The above does not talk about the test process, for the above example, the KNN first two parameters are used train, because the use of the same data set, so the result is the correct rate can reach 100%. In the case of more training sets, it can be randomly assigned to 7:3 or 8:2 in two parts, the former training the latter to do the test is good. There is no longer a detailed statement.

In the case that the classification effect is not ideal, it is necessary to enrich the training set to improve the classification effect, so as to make the training set feature as obvious as possible, which is a tedious but not perfunctory process in the actual problem.


There is nothing to improve the place welcome correction, Reprint please indicate the source, thank you!

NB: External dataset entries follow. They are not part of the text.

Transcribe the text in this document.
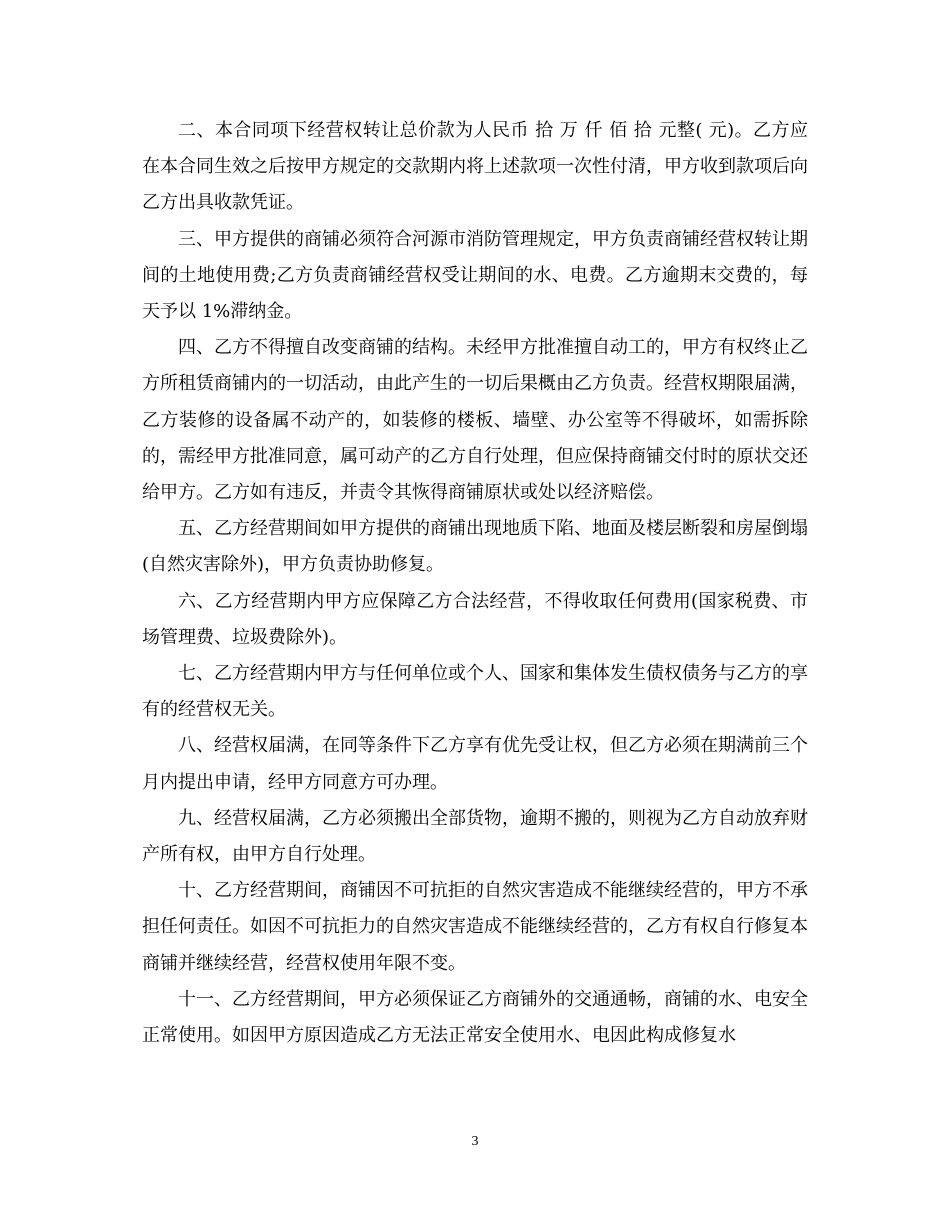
二、本合同项下经营权转让总价款为人民币 拾 万 仟 佰 拾 元整( 元)。乙方应在本合同生效之后按甲方规定的交款期内将上述款项一次性付清，甲方收到款项后向乙方出具收款凭证。

三、甲方提供的商铺必须符合河源市消防管理规定，甲方负责商铺经营权转让期间的土地使用费;乙方负责商铺经营权受让期间的水、电费。乙方逾期末交费的，每天予以 1%滞纳金。

四、乙方不得擅自改变商铺的结构。未经甲方批准擅自动工的，甲方有权终止乙方所租赁商铺内的一切活动，由此产生的一切后果概由乙方负责。经营权期限届满，乙方装修的设备属不动产的，如装修的楼板、墙壁、办公室等不得破坏，如需拆除的，需经甲方批准同意，属可动产的乙方自行处理，但应保持商铺交付时的原状交还给甲方。乙方如有违反，并责令其恢得商铺原状或处以经济赔偿。

五、乙方经营期间如甲方提供的商铺出现地质下陷、地面及楼层断裂和房屋倒塌(自然灾害除外)，甲方负责协助修复。

六、乙方经营期内甲方应保障乙方合法经营，不得收取任何费用(国家税费、市场管理费、垃圾费除外)。

七、乙方经营期内甲方与任何单位或个人、国家和集体发生债权债务与乙方的享有的经营权无关。

八、经营权届满，在同等条件下乙方享有优先受让权，但乙方必须在期满前三个月内提出申请，经甲方同意方可办理。

九、经营权届满，乙方必须搬出全部货物，逾期不搬的，则视为乙方自动放弃财产所有权，由甲方自行处理。

十、乙方经营期间，商铺因不可抗拒的自然灾害造成不能继续经营的，甲方不承担任何责任。如因不可抗拒力的自然灾害造成不能继续经营的，乙方有权自行修复本商铺并继续经营，经营权使用年限不变。

十一、乙方经营期间，甲方必须保证乙方商铺外的交通通畅，商铺的水、电安全正常使用。如因甲方原因造成乙方无法正常安全使用水、电因此构成修复水

3
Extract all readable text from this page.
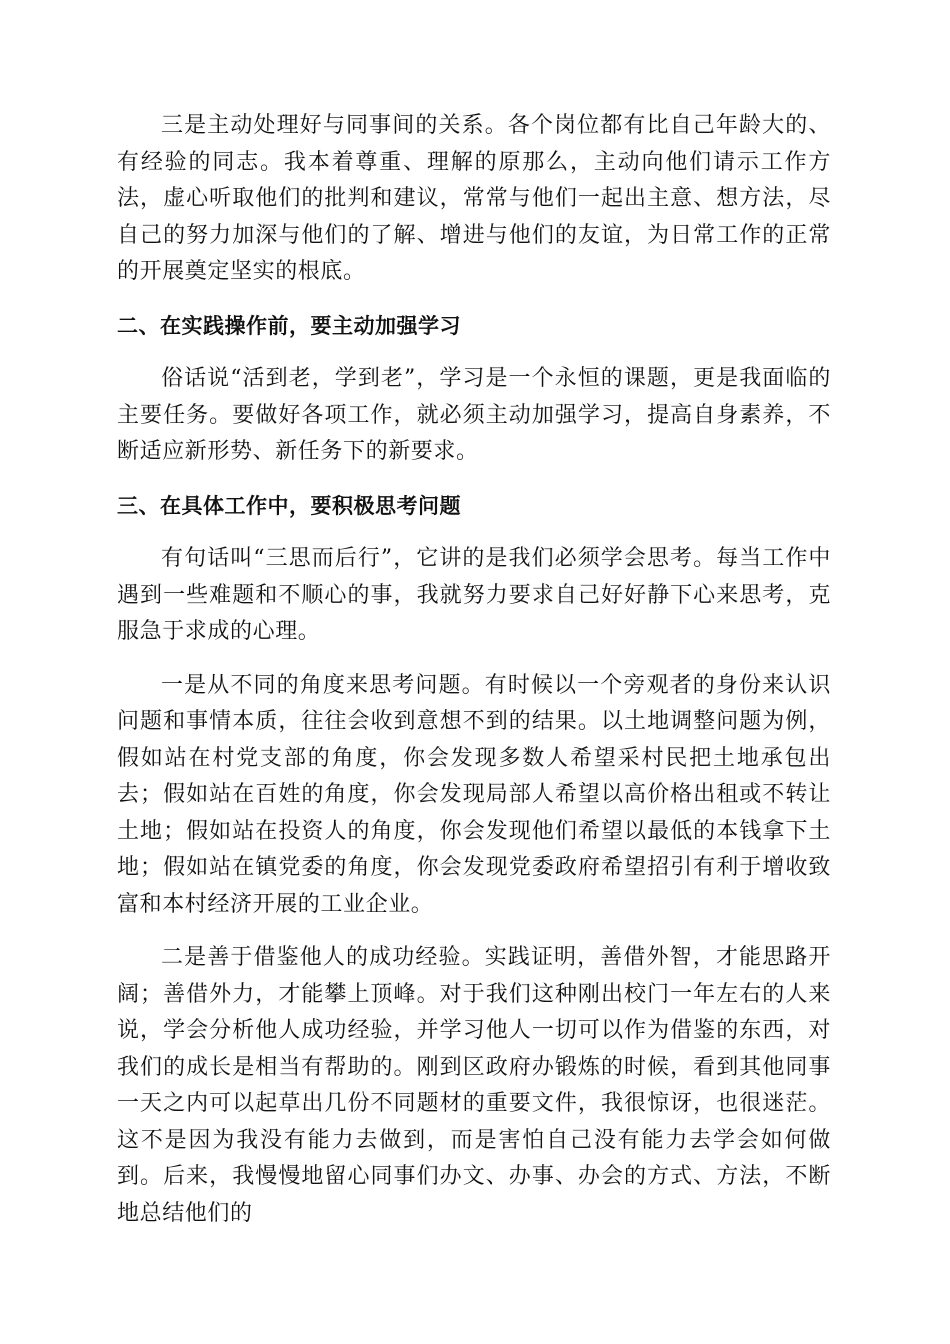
三是主动处理好与同事间的关系。各个岗位都有比自己年龄大的、有经验的同志。我本着尊重、理解的原那么，主动向他们请示工作方法，虚心听取他们的批判和建议，常常与他们一起出主意、想方法，尽自己的努力加深与他们的了解、增进与他们的友谊，为日常工作的正常的开展奠定坚实的根底。

二、在实践操作前，要主动加强学习

俗话说“活到老，学到老”，学习是一个永恒的课题，更是我面临的主要任务。要做好各项工作，就必须主动加强学习，提高自身素养，不断适应新形势、新任务下的新要求。

三、在具体工作中，要积极思考问题

有句话叫“三思而后行”，它讲的是我们必须学会思考。每当工作中遇到一些难题和不顺心的事，我就努力要求自己好好静下心来思考，克服急于求成的心理。

一是从不同的角度来思考问题。有时候以一个旁观者的身份来认识问题和事情本质，往往会收到意想不到的结果。以土地调整问题为例，假如站在村党支部的角度，你会发现多数人希望采村民把土地承包出去；假如站在百姓的角度，你会发现局部人希望以高价格出租或不转让土地；假如站在投资人的角度，你会发现他们希望以最低的本钱拿下土地；假如站在镇党委的角度，你会发现党委政府希望招引有利于增收致富和本村经济开展的工业企业。

二是善于借鉴他人的成功经验。实践证明，善借外智，才能思路开阔；善借外力，才能攀上顶峰。对于我们这种刚出校门一年左右的人来说，学会分析他人成功经验，并学习他人一切可以作为借鉴的东西，对我们的成长是相当有帮助的。刚到区政府办锻炼的时候，看到其他同事一天之内可以起草出几份不同题材的重要文件，我很惊讶，也很迷茫。这不是因为我没有能力去做到，而是害怕自己没有能力去学会如何做到。后来，我慢慢地留心同事们办文、办事、办会的方式、方法，不断地总结他们的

R language do text mining Part4

Contact Us

The content source of this page is from Internet, which doesn't represent Alibaba Cloud's opinion; products and services mentioned on that page don't have any relationship with Alibaba Cloud. If the content of the page makes you feel confusing, please write us an email, we will handle the problem within 5 days after receiving your email.

If you find any instances of plagiarism from the community, please send an email to: info-contact@alibabacloud.com and provide relevant evidence. A staff member will contact you within 5 working days.

A Free Trial That Lets You Build Big!

Start building with 50+ products and up to 12 months usage for Elastic Compute Service

  • Sales Support

    1 on 1 presale consultation

  • After-Sales Support

    24/7 Technical Support 6 Free Tickets per Quarter Faster Response

  • Alibaba Cloud offers highly flexible support services tailored to meet your exact needs.